Koleksi

Virus Rekayasa Genetika Baru Saja Menyelamatkan Hidup Pasien dengan Infeksi yang Tahan Obat

Virus Rekayasa Genetika Baru Saja Menyelamatkan Hidup Pasien dengan Infeksi yang Tahan Obat

Kehidupan seorang remaja telah diselamatkan oleh virus yang diubah secara genetik.

Remaja Inggris ini menderita cystic fibrosis, - kondisi genetik di mana paru-paru tidak dapat membersihkan lendir atau bakteri penyebab penyakit. Dalam tindakan radikal untuk meningkatkan kualitas hidupnya, dia baru saja menjalani transplantasi paru ganda, dan semuanya tampak baik-baik saja sampai infeksi masif mulai merembes keluar dari jahitannya.

TERKAIT: SUPERBUG TAHAN ANTIBIOTIK MEMENANGKAN PERANG, BAGAIMANA ILMU BISA KEMBALI?

Dia telah menjalani prosedur dalam jangka waktu yang sama dengan remaja lain yang juga menderita infeksi besar yang menyebar ke seluruh kulit dan jaringan mereka. Lebih buruk lagi, bahkan antibiotik yang paling kuat pun tidak memberikan dampak, dan kedua remaja itu ditempatkan dalam perawatan paliatif.
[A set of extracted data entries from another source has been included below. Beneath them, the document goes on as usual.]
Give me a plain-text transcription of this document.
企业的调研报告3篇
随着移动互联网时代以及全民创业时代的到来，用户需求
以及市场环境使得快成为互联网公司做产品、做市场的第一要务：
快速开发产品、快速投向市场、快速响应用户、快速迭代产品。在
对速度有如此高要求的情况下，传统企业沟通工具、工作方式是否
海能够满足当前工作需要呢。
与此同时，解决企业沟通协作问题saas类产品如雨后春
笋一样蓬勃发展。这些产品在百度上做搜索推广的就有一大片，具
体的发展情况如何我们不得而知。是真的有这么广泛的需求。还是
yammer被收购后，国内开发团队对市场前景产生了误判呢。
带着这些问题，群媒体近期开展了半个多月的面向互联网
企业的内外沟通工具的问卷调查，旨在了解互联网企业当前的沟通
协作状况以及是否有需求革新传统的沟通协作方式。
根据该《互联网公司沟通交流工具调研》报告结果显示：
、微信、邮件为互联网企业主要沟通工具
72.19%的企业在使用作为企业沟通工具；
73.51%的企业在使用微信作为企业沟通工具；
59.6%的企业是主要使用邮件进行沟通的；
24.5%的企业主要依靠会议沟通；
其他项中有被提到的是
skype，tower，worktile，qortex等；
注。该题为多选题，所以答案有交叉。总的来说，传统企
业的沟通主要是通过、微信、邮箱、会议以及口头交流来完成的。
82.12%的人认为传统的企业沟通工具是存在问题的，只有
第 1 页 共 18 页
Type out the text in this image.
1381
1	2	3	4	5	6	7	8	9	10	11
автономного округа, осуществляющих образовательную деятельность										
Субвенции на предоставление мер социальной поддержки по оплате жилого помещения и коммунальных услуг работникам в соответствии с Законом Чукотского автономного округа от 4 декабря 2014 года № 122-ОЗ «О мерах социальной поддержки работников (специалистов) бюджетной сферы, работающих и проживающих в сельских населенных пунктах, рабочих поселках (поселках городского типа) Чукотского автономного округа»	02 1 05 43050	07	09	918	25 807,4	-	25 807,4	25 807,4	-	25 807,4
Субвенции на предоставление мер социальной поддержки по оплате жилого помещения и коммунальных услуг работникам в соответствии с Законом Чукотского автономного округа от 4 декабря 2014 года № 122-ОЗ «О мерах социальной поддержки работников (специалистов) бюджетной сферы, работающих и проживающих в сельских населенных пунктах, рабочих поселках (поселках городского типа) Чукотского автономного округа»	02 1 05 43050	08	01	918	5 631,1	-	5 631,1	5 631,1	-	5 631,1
Harapan terakhir terletak pada perpustakaan bakteri di AS

Tapi ada satu harapan terakhir. Graham Hatfull, seorang ahli mikrobiologi yang berbasis di University of Pittsburgh telah menghabiskan dua dekade terakhir mengumpulkan koleksi bakteriofag terbesar di dunia — virus yang memangsa bakteri.
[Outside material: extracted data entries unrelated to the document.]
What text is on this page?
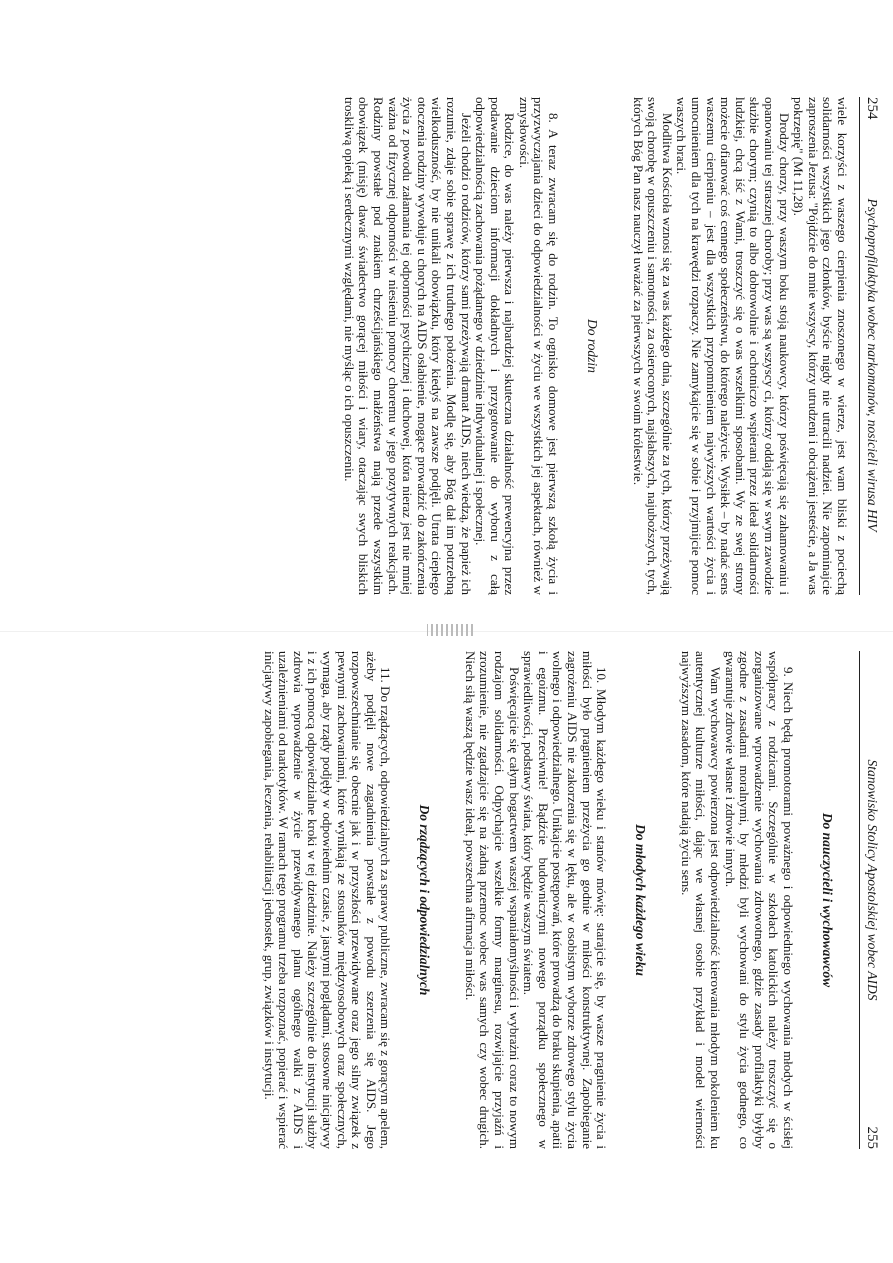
254
Psychoprofilaktyka wobec narkomanów, nosicieli wirusa HIV

wiele korzyści z waszego cierpienia znoszonego w wierze, jest wam bliski z pociechą solidarności wszystkich jego członków, byście nigdy nie utracili nadziei. Nie zapominajcie zaproszenia Jezusa: "Pójdźcie do mnie wszyscy, którzy utrudzeni i obciążeni jesteście, a Ja was pokrzepię" (Mt 11,28).

Drodzy chorzy, przy waszym boku stoją naukowcy, którzy poświęcają się zahamowaniu i opanowaniu tej strasznej choroby; przy was są wszyscy ci, którzy oddają się w swym zawodzie służbie chorym; czynią to albo dobrowolnie i ochotniczo wspierani przez ideał solidarności ludzkiej, chcą iść z Wami, troszczyć się o was wszelkimi sposobami. Wy ze swej strony możecie ofiarować coś cennego społeczeństwu, do którego należycie. Wysiłek – by nadać sens waszemu cierpieniu – jest dla wszystkich przypomnieniem najwyższych wartości życia i umocnieniem dla tych na krawędzi rozpaczy. Nie zamykajcie się w sobie i przyjmijcie pomoc waszych braci.

Modlitwa Kościoła wznosi się za was każdego dnia, szczególnie za tych, którzy przeżywają swoją chorobę w opuszczeniu i samotności, za osieroconych, najsłabszych, najuboższych, tych, których Bóg Pan nasz nauczył uważać za pierwszych w swoim królestwie.

Do rodzin

8. A teraz zwracam się do rodzin. To ognisko domowe jest pierwszą szkołą życia i przyzwyczajania dzieci do odpowiedzialności w życiu we wszystkich jej aspektach, również w zmysłowości.

Rodzice, do was należy pierwsza i najbardziej skuteczna działalność prewencyjna przez podawanie dzieciom informacji dokładnych i przygotowanie do wyboru z całą odpowiedzialnością zachowania pożądanego w dziedzinie indywidualnej i społecznej.

Jeżeli chodzi o rodziców, którzy sami przeżywają dramat AIDS, niech wiedzą, że papież ich rozumie, zdaje sobie sprawę z ich trudnego położenia. Modlę się, aby Bóg dał im potrzebną wielkoduszność, by nie unikali obowiązku, który kiedyś na zawsze podjęli. Utrata ciepłego otoczenia rodziny wywołuje u chorych na AIDS osłabienie, mogące prowadzić do zakończenia życia z powodu załamania tej odporności psychicznej i duchowej, która nieraz jest nie mniej ważna od fizycznej odporności w niesieniu pomocy choremu w jego pozytywnych reakcjach. Rodziny powstałe pod znakiem chrześcijańskiego małżeństwa mają przede wszystkim obowiązek (misję) dawać świadectwo gorącej miłości i wiary, otaczając swych bliskich troskliwą opieką i serdecznymi względami, nie myśląc o ich opuszczeniu.

Stanowisko Stolicy Apostolskiej wobec AIDS
255
Do nauczycieli i wychowawców

9. Niech będą promotorami poważnego i odpowiedniego wychowania młodych w ścisłej współpracy z rodzicami. Szczególnie w szkołach katolickich należy troszczyć się o zorganizowane wprowadzenie wychowania zdrowotnego, gdzie zasady profilaktyki byłyby zgodne z zasadami moralnymi, by młodzi byli wychowani do stylu życia godnego, co gwarantuje zdrowie własne i zdrowie innych.

Wam wychowawcy powierzona jest odpowiedzialność kierowania młodym pokoleniem ku autentycznej kulturze miłości, dając we własnej osobie przykład i model wierności najwyższym zasadom, które nadają życiu sens.

Do młodych każdego wieku

10. Młodym każdego wieku i stanów mówię: starajcie się, by wasze pragnienie życia i miłości było pragnieniem przeżycia go godnie w miłości konstruktywnej. Zapobieganie zagrożeniu AIDS nie zakorzenia się w lęku, ale w osobistym wyborze zdrowego stylu życia wolnego i odpowiedzialnego. Unikajcie postępowań, które prowadzą do braku skupienia, apatii i egoizmu. Przeciwnie! Bądźcie budowniczymi nowego porządku społecznego w sprawiedliwości, podstawy świata, który będzie waszym światem.

Poświęcajcie się całym bogactwem waszej wspaniałomyślności i wybrażni coraz to nowym rodzajom solidarności. Odpychajcie wszelkie formy marginesu, rozwijajcie przyjaźń i zrozumienie, nie zgadzajcie się na żadną przemoc wobec was samych czy wobec drugich. Niech siłą waszą będzie wasz ideał, powszechna afirmacja miłości.

Do rządzących i odpowiedzialnych

11. Do rządzących, odpowiedzialnych za sprawy publiczne, zwracam się z gorącym apelem, ażeby podjęli nowe zagadnienia powstałe z powodu szerzenia się AIDS. Jego rozpowszechnianie się obecnie jak i w przyszłości przewidywane oraz jego silny związek z pewnymi zachowaniami, które wynikają ze stosunków międzyosobowych oraz społecznych, wymaga, aby rządy podjęły w odpowiednim czasie, z jasnymi poglądami, stosowne inicjatywy i z ich pomocą odpowiedzialne kroki w tej dziedzinie. Należy szczególnie do instytucji służby zdrowia wprowadzenie w życie przewidywanego planu ogólnego walki z AIDS i uzależnieniami od narkotyków. W ramach tego programu trzeba rozpoznać, popierać i wspierać inicjatywy zapobiegania, leczenia, rehabilitacji jednostek, grup, związków i instytucji.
Para dokter di London menghubungi Hatfull untuk mengetahui apakah dia memiliki fag yang dapat membantu para remaja. Sayangnya, pasien laki-laki meninggal karena infeksi mereka sebelum pengobatan yang tidak biasa dapat dimulai, tetapi untuk pasien perempuan, pengobatannya tampak menjanjikan.

Pemulihan bentara di era baru biologi sintetis

Dia mulai menerima perawatan gabungan dari tiga fag dari lab Hatfull - termasuk dua yang dimodifikasi secara genetik untuk menyerang bakteri spesifiknya dengan lebih baik. Meskipun belum jelas, dia telah menunjukkan tanda-tanda perbaikan yang besar, lesi kulitnya telah hilang, dan dia perlahan dapat mulai menikmati kualitas hidup yang lebih baik.

Ilmu di balik kisah luar biasa ini telah diterbitkan dalam jurnal Nature Medicine. Ini adalah penggunaan fag rekayasa pertama yang diketahui pada pasien manusia.

Cerita ini menawarkan potensi besar bagi fag untuk digunakan secara lebih luas dalam pengobatan dan sebagai cara yang penuh harapan untuk mengalahkan gelombang baru superbug.

Virus hasil personalisasi

Hatfull menggunakan jaringan relawan penelitian sarjana di seluruh dunia untuk membantunya mengumpulkan untuk perpustakaannya. Setiap sukarelawan yang membawa wabah baru ke dalam koleksi diberi nama - yang telah menghasilkan beberapa pilihan menarik selama bertahun-tahun.

Ketika dihubungi oleh para dokter di London, Hatfull menemukan tiga fag yang berhasil menyerang strain pasien wanita tersebut M. absesus: yang aneh bernama Muddy, ZoeJ, dan BPs.

Muddy adalah yang terbaik dari ketiganya, dan memiliki apa yang dikenal sebagai siklus hidup litik. Fag membajak mesin bakteri dan membuat jutaan salinan dirinya sendiri, yang pada akhirnya menyebabkan sel pecah dan mati.

Dua lainnya dapat dimodifikasi secara genetik dalam proses yang dikembangkan oleh Hatfull sehingga mereka juga dapat menyerang infeksi remaja tersebut. Pemulihan luar biasa pasien menandai era baru biologi sintetis.

Tapi Hatfull memperingatkan bahwa fag bukanlah obat massal untuk infeksi resisten. Mereka dibuat secara khusus sehingga mereka dapat menyelamatkan satu pasien tetapi kemungkinan besar tidak akan berguna untuk pasien lainnya.


Tonton videonya: Mutasi Virus Corona D614G Semakin Dominan, Riset Vaksin Terus Dikembangkan (Oktober 2021).